Closed hirbod closed 7 years ago
Hey please check the wiki pages for nearly all your problems, it seems that you have not given the correct rights to your user executing the homebridge!
There is an extra section just for systemd!
Which wiki? My setup is correct. Also added user "homebridge" and it has correct permissions
Thanks. That worked! Didn't see this section.
No problem!
I think I should add the link to the projects-README (maybe just for this startup-system-cases.
I'll push an update in half an hour or so for the hotlink-problem.
May I close this one?
I am having this problem too as well as reboot not doing anything.
I followed the wiki and entered
sudo usermod -a -G systemd-journal homebridge
When I click log it's blank and shows this in the terminal window
[Homebridge Server] Executing: journalctl --no-pager -u homebridge --since yesterday
What is the username executing your homebridge-service?
Depending on the way you added the user, you could try to login as this user and issue the same commands.
I'm going to make the log-messages more verbose to help users identify the specific problems.
Thank you for the help. I think the username is either pi or homebridge.
I figured out the problem with the log. I didn't copy my config file from /home/pi/.homebridge to /var/homebridge.
I'm still having trouble with the rebooting though. When I click reboot, this appears in the log
Jan 13 16:37:01 raspberrypi homebridge[412]: [1/13/2017, 4:37:01 PM] [Homebridge Server] Executing: journalctl --no-pager -u homebridge --since yesterday Jan 13 16:37:26 raspberrypi sudo[1193]: pam_unix(sudo:auth): conversation failed Jan 13 16:37:26 raspberrypi sudo[1193]: pam_unix(sudo:auth): auth could not identify password for [homebridge] Jan 13 16:37:26 raspberrypi homebridge[412]: [1/13/2017, 4:37:26 PM] [Homebridge Server] Executing: sudo systemctl restart homebridge
The username is very important for the command you entered.
The sudo usermod -a -G systemd-journal homebridge
means basically that the super user modifies the rights of user homebridge
adds him to the group systemd-journal
grants him the ability to read the systemd logs.

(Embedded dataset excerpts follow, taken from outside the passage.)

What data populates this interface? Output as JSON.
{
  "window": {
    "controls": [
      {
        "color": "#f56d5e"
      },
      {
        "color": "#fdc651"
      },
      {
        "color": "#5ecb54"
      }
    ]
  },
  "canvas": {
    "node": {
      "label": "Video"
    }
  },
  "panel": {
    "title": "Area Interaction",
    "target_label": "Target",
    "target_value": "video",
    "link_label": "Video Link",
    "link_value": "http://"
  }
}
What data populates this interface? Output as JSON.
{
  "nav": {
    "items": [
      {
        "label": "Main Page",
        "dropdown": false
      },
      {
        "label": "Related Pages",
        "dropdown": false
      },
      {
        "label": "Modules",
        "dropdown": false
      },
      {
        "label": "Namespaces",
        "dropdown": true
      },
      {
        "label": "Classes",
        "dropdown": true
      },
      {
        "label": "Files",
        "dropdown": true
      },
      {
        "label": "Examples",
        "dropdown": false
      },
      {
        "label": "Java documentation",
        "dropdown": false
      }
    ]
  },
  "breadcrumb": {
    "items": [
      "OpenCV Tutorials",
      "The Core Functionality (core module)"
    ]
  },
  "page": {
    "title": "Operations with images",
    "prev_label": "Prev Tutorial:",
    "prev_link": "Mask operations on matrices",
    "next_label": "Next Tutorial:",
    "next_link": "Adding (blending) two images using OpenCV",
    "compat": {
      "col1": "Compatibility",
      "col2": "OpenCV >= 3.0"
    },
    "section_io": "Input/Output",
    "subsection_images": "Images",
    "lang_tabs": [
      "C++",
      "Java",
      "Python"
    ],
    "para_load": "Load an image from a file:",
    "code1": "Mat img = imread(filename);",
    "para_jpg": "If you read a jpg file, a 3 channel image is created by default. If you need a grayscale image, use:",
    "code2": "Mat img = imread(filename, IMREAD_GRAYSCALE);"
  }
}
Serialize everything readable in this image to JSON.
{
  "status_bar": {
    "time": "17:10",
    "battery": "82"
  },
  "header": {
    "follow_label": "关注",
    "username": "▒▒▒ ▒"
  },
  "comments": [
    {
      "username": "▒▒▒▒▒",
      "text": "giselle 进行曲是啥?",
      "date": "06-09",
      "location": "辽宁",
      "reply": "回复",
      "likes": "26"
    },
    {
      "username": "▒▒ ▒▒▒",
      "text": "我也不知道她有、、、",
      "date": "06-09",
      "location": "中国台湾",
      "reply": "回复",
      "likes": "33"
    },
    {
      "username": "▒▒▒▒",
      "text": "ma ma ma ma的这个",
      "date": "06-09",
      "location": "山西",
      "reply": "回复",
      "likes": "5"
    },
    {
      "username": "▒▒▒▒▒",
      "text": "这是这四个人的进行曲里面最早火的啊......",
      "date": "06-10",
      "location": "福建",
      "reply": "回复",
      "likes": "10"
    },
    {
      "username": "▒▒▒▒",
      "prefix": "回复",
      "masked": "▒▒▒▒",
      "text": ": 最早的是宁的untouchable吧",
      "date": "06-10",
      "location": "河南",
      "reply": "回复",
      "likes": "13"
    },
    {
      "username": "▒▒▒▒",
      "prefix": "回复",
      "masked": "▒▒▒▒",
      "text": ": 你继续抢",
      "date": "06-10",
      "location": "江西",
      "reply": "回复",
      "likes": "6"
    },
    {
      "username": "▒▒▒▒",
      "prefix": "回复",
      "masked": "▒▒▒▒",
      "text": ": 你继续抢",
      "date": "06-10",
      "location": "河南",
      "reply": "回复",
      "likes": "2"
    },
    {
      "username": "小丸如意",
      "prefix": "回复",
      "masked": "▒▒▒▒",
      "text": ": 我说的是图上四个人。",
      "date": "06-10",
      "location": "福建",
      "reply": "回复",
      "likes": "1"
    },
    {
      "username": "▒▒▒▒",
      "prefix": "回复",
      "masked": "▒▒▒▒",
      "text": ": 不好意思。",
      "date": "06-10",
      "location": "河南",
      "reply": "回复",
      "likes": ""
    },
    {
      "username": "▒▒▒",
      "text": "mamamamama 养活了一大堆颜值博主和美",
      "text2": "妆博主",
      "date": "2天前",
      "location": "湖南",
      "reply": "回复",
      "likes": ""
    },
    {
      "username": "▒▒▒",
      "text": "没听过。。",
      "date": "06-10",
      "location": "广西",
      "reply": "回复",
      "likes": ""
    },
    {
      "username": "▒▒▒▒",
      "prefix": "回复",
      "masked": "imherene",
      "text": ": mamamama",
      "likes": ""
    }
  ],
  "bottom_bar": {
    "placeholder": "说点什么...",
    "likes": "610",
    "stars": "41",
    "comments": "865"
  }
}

You can see the user in the homebridge.service
-file and should adapt the call accordingly.
For example if the user you're using to execute is pi then the call should look like:
sudo usermod -a -G systemd-journal pi
As well you need to add the user to the needed sudoers-file according to the wiki because a normal unix-user is not allowed to execute the wanted commands.
Ok thanks for the reply. The user is homebridge but the problem was with the sudoers file because my systemctl file is located at /bin/systemctl not /usr/bin/systemctl.
Ah okay, sorry for that. I'll add that to the wiki ASAP.
Thanks for the reply and I hope everything is working now ;)
No problem! Thanks for helping me, everything seems to be working great now!
My bridge is using "systemd", but the logfiles are empty. Well, my 4th issue. Guess this is a big alpha state-plugin, not really working for me, as I still have to do so much on terminal everytime.